Should a CEO of a tech company be active on Linkedin?


With 57+ million company pages and 65+ millions decision makers, Linkedin has become a powerhouse for B2B brands. People from all roles actively post thoughts on their jobs and share knowledge. 

However, one would assume that the C-suite is supposed to be focused solely on leading the company and dealing with strategy in the background, while employees maintain the company’s public image online.

Things have changed, especially in tech companies.

C-level presence on social media builds trust

Did you know that 68.7% of people think that the C-level social media engagement makes a brand seem more honest and trustworthy?”  Modern leadership requires the role of the CEO to become more visible and approachable.

Whether we’re talking about B2B or B2C communication, the essence is human-to-human. As a CEO on social media, you could connect with your customers and users, establish deep trust, and humanize your brand in the eyes of the public.

The benefits are huge. 

For example – If a company is building a new tech product, C-suite appearing publicly would allow the company to test the product-market fit and get valuable feedback from users way faster. 

Why?

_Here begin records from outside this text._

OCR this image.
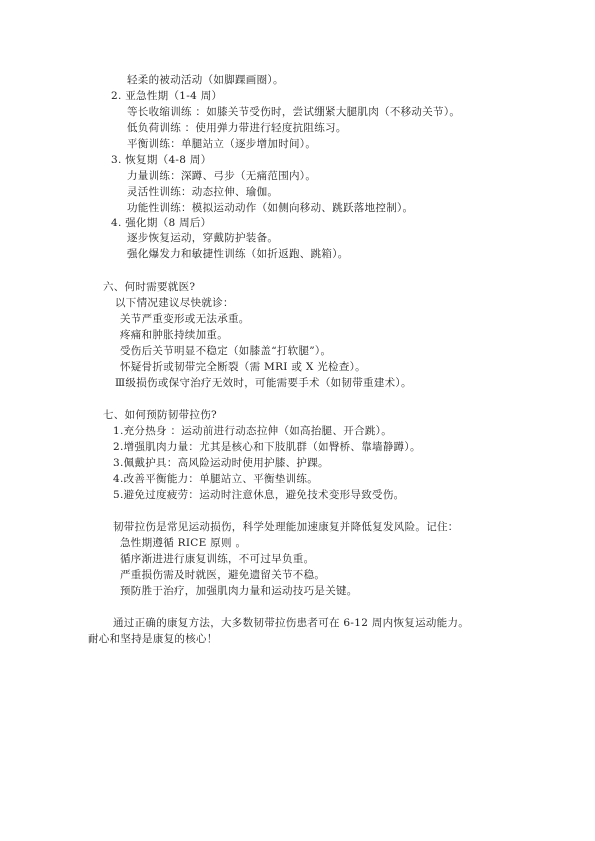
轻柔的被动活动（如脚踝画圈）。
2. 亚急性期（1-4 周）
等长收缩训练 ：如膝关节受伤时，尝试绷紧大腿肌肉（不移动关节）。
低负荷训练 ：使用弹力带进行轻度抗阻练习。
平衡训练：单腿站立（逐步增加时间）。
3. 恢复期（4-8 周）
力量训练：深蹲、弓步（无痛范围内）。
灵活性训练：动态拉伸、瑜伽。
功能性训练：模拟运动动作（如侧向移动、跳跃落地控制）。
4. 强化期（8 周后）
逐步恢复运动，穿戴防护装备。
强化爆发力和敏捷性训练（如折返跑、跳箱）。
六、何时需要就医?
以下情况建议尽快就诊：
关节严重变形或无法承重。
疼痛和肿胀持续加重。
受伤后关节明显不稳定（如膝盖“打软腿”）。
怀疑骨折或韧带完全断裂（需 MRI 或 X 光检查）。
Ⅲ级损伤或保守治疗无效时，可能需要手术（如韧带重建术）。
七、如何预防韧带拉伤?
1.充分热身 ：运动前进行动态拉伸（如高抬腿、开合跳）。
2.增强肌肉力量：尤其是核心和下肢肌群（如臀桥、靠墙静蹲）。
3.佩戴护具：高风险运动时使用护膝、护踝。
4.改善平衡能力：单腿站立、平衡垫训练。
5.避免过度疲劳：运动时注意休息，避免技术变形导致受伤。
韧带拉伤是常见运动损伤，科学处理能加速康复并降低复发风险。记住：
急性期遵循 RICE 原则 。
循序渐进进行康复训练，不可过早负重。
严重损伤需及时就医，避免遗留关节不稳。
预防胜于治疗，加强肌肉力量和运动技巧是关键。
通过正确的康复方法，大多数韧带拉伤患者可在 6-12 周内恢复运动能力。
耐心和坚持是康复的核心！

Because people would get direct access to the visionary behind the product. If they can influence it, they’re more likely to buy it afterwards and believe in it.

Here’s another example. If you’re fighting off category competitors, a strong public image will give you an advantage in form of follower support. Public opinion on social media has proven to be a strong leverage in many cases. 

In the free market, it might be the asset you need to retain the leading position.

It affects employer branding efforts

Tech companies around the world are struggling to attract talent today. Recruiters are working hard day in day out to find new candidates. That struggle is one of the reasons why employer branding got so much traction in recent years.

Job seekers expect a great compensation and benefits package by default from every IT company, so now engineers are picking the employer based on its company culture.

If a CEO shows up every day and communicates publicly with employees, it could send off a powerful message to tech candidates that they’re ready to be in the trenches and they have a strong bond with teams.

Show that you’re there for your employees. Comment on their posts. Praise them for a job well done. It’s encouraging to see that the captain is there to both steer the ship and have some fun on board.

Using thought leadership to build authority

The public expects from a person leading the tech company to provide insights that enrich the tech industry altogether. In the era of knowledge sharing, it’s vital to take part and contribute. Being recognized as a powerful thinker will strengthen your company’s brand and position you as a go-to resource.

The best things the post about are:

  • Ideals, 
  • relatable stories,
  • analyses of other people’s perspectives, and
  • praises of good practices.

Ideals and relatable stories are perhaps the strongest tool in your arsenal for building authority. Dry experiences from the office won’t be as interesting as your personal transformational story. 

What made you the way you are today? What advice would you give to anyone trying to follow in your footsteps? What are your predictions (and personal challenges) for years to come? 

Connecting with people on a personal level builds authority.

To summarize

Tech CEOs bear huge responsibilities for the course of their company. However, the public has gotten tired of cold corporate communication. It’s not relatable. The CEO should be present on the currently biggest business network, Linkedin, and build trust, authority, and employer brand.